As forecast by Mushet, the essential constituent of the new steels is the metal, tungsten. But tungsten alone cannot give the desired property. Mushet, it will be remembered, was the metallurgist whose patents for the use of manganese in steel Bessemer was obliged to recognize to make his process a success, though the metal had earlier been used in crucible steel. The air-hardening property of Mushet’s steel was contributed by a happenstance combination of tungsten and this same metal, manganese. It later developed that tungsten and chromium were the best hardening elements and these have maintained their place, though refinements of the past few years have made use of vanadium, and, more recently, cobalt in addition. Usual amounts may be said to be tungsten 14 to 25 per cent, chromium 2 to 7 per cent, with vanadium ½ to 1½ per cent, and cobalt up to 4 per cent, perhaps. The carbon content is usually .6 to .8 per cent. Sometimes another comparatively rare metal, molybdenum, is used in high-speed steels in place of part of the tungsten, but its use does not seem to be on the increase.
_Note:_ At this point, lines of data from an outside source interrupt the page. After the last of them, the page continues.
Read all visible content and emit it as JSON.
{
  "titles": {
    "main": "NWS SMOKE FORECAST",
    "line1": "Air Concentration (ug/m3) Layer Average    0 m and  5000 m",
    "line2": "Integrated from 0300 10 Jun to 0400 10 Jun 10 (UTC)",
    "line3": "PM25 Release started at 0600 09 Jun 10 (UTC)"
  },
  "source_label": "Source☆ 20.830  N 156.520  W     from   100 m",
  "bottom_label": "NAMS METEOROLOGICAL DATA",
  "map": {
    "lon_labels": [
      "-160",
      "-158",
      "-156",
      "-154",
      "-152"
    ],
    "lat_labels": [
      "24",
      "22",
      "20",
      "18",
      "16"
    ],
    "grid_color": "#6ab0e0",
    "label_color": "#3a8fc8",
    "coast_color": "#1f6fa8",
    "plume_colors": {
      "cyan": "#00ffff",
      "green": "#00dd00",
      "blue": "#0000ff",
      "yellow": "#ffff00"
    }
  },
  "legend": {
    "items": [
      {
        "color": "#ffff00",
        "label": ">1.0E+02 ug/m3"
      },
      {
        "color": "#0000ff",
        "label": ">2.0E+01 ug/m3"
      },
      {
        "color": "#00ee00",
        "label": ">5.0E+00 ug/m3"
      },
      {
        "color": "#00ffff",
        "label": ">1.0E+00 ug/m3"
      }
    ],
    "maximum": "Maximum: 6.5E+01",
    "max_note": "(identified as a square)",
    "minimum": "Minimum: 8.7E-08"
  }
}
Manufacturers differ considerably in formulas.

It will be noticed that at best there is left room for only 70 or 80 per cent of iron in the alloy. From certain standpoints, the high-speed steels might not at first thought be called “steels” at all since carbon seems to be of so little importance. They might be considered to be low carbon alloys somewhat similar to the newer “stellite” (an alloy from which tools are made), which contains little or no carbon and no iron but is made up mainly of cobalt and chromium. They fit in, however, with the general and very comprehensive scheme of classification of the iron-carbon alloys which has been developing over a period of twenty years and there is no doubt among metallurgists and metallographists that, as is the case with the alloy steels described above, they are iron-carbon alloys—in other words, steels—the properties of which have been greatly modified through the presence of the other elements. Carbon, therefore, is an essential, though it is much less in amount than in the carbon tool steels. The hardening and softening properties, also, very definitely classify these alloys with the “tool steels.” Stellite cannot be softened.

As with the carbon tool steels, most of the high-speed steels are made by the crucible method, though a small but increasing amount is of late being produced in the electric furnace. After careful pouring into small ingots and cooling, the ingots are removed from the iron molds and “topped” to remove any “pipe” or unsound portion. Then, if without defect and satisfactory as to analysis, they are slowly and carefully heated to forging temperature and are hammered out into bars. By this method they are taken nearly down to the final size desired. The bars are finished by rolling to size. After careful annealing they are ready for shipment to the tool maker.

When taking heavy cuts a tool of to-day may exert as much as ten tons’ pressure against the metal it is cutting and the advent of this wonderful material for tools necessitated the building of immensely heavier and stronger lathes and other machines, which, alone, were capable of giving them power to do their work. The high-speed steels, therefore, have revolutionized metal-cutting practice and shop methods and have very largely aided efficiency.

CHAPTER XVI
THE MECHANICAL TREATMENT OF STEEL

Molten steel is practically always poured into upright molds of cast iron which shape it into long slightly tapering blocks of metal of square or rectangular cross-section. After the ingot mold has been stripped off, the still red-hot ingot cannot well be taken directly to the rolls, for, while the exterior parts may have the proper temperature for rolling, the interior of the ingot may still be liquid. The ingot, throughout, should be uniform in temperature when it is rolled. It is therefore put into a closed pit or furnace of proper temperature where the center of the ingot can be cooling while the outer portions are kept hot or are reheated if necessary, until all is ready for the rolling operation.

It would take a “steel man” a long time to tell you all of the unfortunate things that can and do happen to such blocks or ingots of steel which influence their applicability to the purposes for which they are intended. You must have learned of the most serious of these—“pipes,” “cracks,” “segregation,” etc., through reports of investigations of broken railroad rails and accidents caused thereby. A word or two regarding these:

In the ingot mold the outside of the steel ingot is, of course, the first to solidify. It may be hours after the freezing of the outer crust before the interior is able to cool sufficiently that it, too, can set. As steel, like most other metals and alloys, occupies less space when “frozen” than it does when molten, there must occur a hollow space in the interior since the crust is solid and cannot contract much. This hollow space usually takes the form of a more or less elongated cavity extending along the axis of the upper quarter of the ingot. It is called a “pipe.”